Immediata la reazione dei mercati, con gli indici europei e Usa in rosso e il dollaro che si rafforza ulteriormente, facendo sprofondare l’euro sotto la parità per la prima volta dal 2002 (salvo poi risalire).
Il perché è evidente a tutti: il dato di giugno era atteso per cercare di prevedere le mosse della Federal Reserve e, con un’inflazione a questi livelli, Powell e colleghi non potranno che proseguire sulla strada dei maxi rialzi dei tassi d’interesse. Nell’ultima riunione, la Fed ha aumentato il costo del denaro di 75 punti base, una mossa da falco mai più vista dal 1994, e gli analisti si attendevano un ulteriore incremento per fine luglio tra mezzo e tre quarti di punto. Ora invece, alla luce dei dati, Powell procederà quasi certamente con un aumento di 75 pb questo mese e con un’ulteriore stretta a settembre.
D’altra parte gli appelli a fermare la folle corsa dei prezzi arrivano da ogni parte. L’ultima, in ordine di tempo, è stata Kristalina Georgieva, direttrice generale del Fmi, che rivolgendosi direttamente alle banche centrali in vista del G20 dei ministri finanziari e dei governatori ha affermato come si necessario fare il “possibile per far calare l’inflazione”. “Molte banche centrali dovranno continuare con strette decise della loro politica monetaria.
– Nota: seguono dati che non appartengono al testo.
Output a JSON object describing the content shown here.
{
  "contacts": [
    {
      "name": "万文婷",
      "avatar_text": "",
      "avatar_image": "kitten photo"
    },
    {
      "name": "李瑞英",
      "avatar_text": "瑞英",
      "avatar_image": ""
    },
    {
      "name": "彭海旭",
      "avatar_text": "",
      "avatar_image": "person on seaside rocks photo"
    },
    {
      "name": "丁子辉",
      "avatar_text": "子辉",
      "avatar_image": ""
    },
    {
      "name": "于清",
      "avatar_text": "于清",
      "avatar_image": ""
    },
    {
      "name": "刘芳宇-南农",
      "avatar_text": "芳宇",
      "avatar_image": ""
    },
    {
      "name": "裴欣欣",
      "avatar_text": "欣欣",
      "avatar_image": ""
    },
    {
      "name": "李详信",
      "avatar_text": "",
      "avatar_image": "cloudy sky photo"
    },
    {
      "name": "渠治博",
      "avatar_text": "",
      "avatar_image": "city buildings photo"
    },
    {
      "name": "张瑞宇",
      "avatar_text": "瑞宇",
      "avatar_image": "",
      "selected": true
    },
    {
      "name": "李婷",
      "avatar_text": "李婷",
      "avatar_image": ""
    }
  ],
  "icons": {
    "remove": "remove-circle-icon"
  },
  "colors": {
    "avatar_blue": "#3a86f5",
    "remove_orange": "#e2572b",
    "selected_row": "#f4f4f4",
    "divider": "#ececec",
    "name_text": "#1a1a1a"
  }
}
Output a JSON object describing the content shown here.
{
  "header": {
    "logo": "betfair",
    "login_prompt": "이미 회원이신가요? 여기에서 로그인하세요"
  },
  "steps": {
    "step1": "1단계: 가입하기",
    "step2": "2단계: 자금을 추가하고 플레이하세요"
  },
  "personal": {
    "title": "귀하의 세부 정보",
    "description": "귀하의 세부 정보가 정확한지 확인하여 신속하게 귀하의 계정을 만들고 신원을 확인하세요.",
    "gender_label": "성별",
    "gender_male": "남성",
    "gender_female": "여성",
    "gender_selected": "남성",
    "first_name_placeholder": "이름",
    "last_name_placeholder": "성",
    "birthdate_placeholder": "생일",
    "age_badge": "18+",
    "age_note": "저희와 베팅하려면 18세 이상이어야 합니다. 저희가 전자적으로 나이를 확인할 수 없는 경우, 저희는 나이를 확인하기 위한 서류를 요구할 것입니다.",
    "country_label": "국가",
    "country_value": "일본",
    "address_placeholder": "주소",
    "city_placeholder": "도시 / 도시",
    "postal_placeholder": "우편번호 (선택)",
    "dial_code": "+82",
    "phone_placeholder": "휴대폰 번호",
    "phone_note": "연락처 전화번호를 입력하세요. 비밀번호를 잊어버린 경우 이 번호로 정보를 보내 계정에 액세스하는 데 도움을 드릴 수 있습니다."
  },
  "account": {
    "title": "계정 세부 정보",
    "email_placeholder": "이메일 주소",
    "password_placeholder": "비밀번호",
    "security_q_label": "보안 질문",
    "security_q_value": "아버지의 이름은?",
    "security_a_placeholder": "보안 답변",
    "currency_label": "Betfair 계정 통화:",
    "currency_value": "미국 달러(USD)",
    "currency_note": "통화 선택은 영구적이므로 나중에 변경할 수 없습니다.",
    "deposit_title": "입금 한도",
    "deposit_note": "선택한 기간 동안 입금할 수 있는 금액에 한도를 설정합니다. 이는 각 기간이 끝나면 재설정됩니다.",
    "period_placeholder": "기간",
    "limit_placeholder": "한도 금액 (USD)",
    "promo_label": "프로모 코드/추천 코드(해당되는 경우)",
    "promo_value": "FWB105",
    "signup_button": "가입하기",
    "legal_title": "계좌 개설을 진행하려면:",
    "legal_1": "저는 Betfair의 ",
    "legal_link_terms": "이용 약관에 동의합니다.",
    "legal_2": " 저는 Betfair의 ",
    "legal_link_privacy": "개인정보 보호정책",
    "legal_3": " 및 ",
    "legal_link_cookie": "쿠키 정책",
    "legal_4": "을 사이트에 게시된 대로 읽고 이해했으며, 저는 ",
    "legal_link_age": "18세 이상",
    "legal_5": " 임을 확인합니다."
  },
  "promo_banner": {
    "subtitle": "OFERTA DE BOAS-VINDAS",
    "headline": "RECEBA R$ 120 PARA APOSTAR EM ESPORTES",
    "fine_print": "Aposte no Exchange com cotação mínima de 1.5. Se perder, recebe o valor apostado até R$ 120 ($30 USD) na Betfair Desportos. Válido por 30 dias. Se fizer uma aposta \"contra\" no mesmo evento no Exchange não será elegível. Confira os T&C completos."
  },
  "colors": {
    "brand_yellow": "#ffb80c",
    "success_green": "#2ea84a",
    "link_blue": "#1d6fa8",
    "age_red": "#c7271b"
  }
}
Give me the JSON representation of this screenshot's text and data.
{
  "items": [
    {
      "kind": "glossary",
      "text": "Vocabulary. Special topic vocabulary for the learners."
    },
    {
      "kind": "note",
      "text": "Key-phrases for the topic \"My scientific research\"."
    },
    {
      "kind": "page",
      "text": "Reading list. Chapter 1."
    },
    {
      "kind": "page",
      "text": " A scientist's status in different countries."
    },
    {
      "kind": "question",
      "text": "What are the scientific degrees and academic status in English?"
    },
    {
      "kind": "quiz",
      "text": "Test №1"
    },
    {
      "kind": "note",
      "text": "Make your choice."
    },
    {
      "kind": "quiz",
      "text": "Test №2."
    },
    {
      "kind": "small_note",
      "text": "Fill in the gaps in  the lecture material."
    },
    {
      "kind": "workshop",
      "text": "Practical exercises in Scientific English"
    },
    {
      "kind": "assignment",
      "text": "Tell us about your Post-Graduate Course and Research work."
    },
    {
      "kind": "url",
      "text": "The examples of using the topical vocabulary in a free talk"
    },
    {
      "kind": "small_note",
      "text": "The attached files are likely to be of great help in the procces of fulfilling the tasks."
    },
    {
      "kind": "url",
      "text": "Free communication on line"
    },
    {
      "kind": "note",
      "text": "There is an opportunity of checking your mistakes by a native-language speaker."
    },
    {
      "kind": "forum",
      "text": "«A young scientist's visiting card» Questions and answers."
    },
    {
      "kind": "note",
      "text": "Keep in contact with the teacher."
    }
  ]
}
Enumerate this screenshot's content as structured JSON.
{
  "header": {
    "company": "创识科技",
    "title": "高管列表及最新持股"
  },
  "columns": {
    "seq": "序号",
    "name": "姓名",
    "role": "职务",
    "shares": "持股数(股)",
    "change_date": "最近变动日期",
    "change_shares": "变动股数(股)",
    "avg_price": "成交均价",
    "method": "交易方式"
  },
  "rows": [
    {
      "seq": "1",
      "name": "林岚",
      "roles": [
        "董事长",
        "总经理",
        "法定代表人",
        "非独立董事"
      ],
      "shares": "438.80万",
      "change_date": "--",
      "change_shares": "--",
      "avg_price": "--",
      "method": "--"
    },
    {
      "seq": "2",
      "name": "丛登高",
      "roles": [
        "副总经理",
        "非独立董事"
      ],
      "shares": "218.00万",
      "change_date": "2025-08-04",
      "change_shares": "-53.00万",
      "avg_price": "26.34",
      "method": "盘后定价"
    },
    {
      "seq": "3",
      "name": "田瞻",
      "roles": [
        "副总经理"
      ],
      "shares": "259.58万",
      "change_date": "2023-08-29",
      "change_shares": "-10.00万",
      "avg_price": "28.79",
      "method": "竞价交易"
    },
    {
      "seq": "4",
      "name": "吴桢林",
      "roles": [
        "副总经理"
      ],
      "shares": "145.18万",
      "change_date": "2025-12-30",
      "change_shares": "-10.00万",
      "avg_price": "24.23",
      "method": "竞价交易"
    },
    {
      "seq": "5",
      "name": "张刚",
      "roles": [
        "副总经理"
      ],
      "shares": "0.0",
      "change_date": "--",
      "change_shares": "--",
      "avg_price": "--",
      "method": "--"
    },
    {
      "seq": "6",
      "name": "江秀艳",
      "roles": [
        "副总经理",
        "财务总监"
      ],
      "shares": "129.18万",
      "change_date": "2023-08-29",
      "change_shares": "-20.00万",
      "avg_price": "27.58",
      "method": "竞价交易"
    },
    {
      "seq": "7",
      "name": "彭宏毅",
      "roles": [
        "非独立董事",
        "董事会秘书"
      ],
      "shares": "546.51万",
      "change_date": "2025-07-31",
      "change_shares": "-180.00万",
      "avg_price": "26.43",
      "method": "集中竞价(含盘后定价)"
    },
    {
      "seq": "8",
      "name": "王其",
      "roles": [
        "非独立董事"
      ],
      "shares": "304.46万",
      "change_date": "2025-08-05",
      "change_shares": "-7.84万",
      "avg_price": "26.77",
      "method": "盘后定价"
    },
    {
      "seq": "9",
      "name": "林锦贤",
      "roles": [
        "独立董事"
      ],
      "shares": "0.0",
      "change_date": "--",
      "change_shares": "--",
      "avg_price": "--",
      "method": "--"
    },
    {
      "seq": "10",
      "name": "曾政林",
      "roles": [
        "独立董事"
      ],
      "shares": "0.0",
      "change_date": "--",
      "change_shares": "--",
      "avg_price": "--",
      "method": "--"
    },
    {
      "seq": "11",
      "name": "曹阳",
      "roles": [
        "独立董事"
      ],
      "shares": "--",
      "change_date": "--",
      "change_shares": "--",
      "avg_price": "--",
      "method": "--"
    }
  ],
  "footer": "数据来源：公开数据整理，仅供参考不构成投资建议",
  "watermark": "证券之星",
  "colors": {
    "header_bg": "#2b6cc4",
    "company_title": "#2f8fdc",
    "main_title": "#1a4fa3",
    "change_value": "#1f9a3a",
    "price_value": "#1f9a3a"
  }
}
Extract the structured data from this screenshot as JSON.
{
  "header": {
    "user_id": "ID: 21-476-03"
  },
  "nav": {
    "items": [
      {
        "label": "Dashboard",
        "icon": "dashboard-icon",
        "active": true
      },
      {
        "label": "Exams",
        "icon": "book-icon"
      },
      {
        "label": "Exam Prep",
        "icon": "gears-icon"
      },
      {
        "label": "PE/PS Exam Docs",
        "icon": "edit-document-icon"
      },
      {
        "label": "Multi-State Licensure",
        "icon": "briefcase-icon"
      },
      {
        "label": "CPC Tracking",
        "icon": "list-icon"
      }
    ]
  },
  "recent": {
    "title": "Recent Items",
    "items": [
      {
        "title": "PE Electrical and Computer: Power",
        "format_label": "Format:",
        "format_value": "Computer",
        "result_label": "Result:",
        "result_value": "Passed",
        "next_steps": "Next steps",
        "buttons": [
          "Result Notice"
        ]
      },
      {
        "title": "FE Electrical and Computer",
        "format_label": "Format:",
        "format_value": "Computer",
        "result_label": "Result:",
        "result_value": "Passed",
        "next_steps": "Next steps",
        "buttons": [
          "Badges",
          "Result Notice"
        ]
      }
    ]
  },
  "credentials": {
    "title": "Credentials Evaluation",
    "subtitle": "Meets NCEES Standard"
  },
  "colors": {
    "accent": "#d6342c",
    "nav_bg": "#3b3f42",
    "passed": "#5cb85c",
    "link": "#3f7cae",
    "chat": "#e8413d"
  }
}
Agire ora farà meno male che agire più avanti”, ha avvertito, aggiungendo che alla politica di bilancio tocca intanto “aiutare gli sforzi delle banche centrali per far scendere l’inflazione”.
Silvia Dall’Angelo, senior economist di Federated Hermes
“Il dato negli Stati Uniti rafforza la nostra opinione in base alla quale l’inflazione rimarrà probabilmente invischiata su questi livelli elevati per tutto l’anno, dato che le pressioni sui prezzi, sia dall’estero che sul mercato interno, continua a travasare sui prezzi al consumo”, commenta Silvia Dall’Angelo, senior economist di Federated Hermes, secondo cui sebbene la maggior parte dei prezzi delle materie prime sia calata nell’ultimo mese, si tratta di prezzi pur sempre elevati ed ancora vulnerabili agli shock dell’offerta potenzialmente derivanti da sviluppi geopolitici avversi.
“Inoltre – osserva la Dall’Angelo -, i precedenti rialzi delle materie prime energetiche ed agricole continueranno ad esercitare pressioni al rialzo sui prezzi al consumo dei generi alimentari e dei servizi di trasporto nel corso dei prossimi mesi. Nel frattempo, lo spostamento della domanda dai beni durevoli in direzione dei servizi, in particolare il tempo libero, eserciterà pressioni al rialzo sull’inflazione dei servizi durante i mesi estivi, in un contesto di mercato del lavoro rigido”.
La senior economist di Federated Hermes resta comunque convinta che la domanda si raffredderà nel corso della seconda metà dell’anno e in modo ancora più significativo nel corso del 2023, a causa dell’inflazione da costi che riduce i redditi reali e della stretta fiscale e monetaria. “Questo, insieme alla stabilizzazione dei prezzi dell’energia e all’allentamento dei vincoli dell’offerta su scala globale, dovrebbe far scendere rapidamente l’inflazione l’anno prossimo, anche se rimarrà comunque al di sopra del target della Fed, dato l’alto punto di partenza”, chiarisce.
Per quanto riguarda le implicazioni di politica monetaria, il dato di oggi secondo la Dall’Angelo non fa che rafforzare l’ipotesi di un rialzo dei tassi di 75 punti base in occasione del prossimo meeting della Fed. “I solidi dati sull’occupazione a giugno, pubblicati venerdì, puntavano già in questa direzione. Un’elevata inflazione insieme ad un mercato del lavoro rigido possono essere ingredienti esplosivi, potenzialmente in grado di provocare effetti di secondo round oltre che un consolidamento dell’inflazione stessa. È probabile che la Fed ricorra ad una retorica hawkish e ad un’ulteriore accelerazione della stretta almeno fino ad autunno inoltrato, per cercare di mantenere la sua stessa credibilità”, conclude.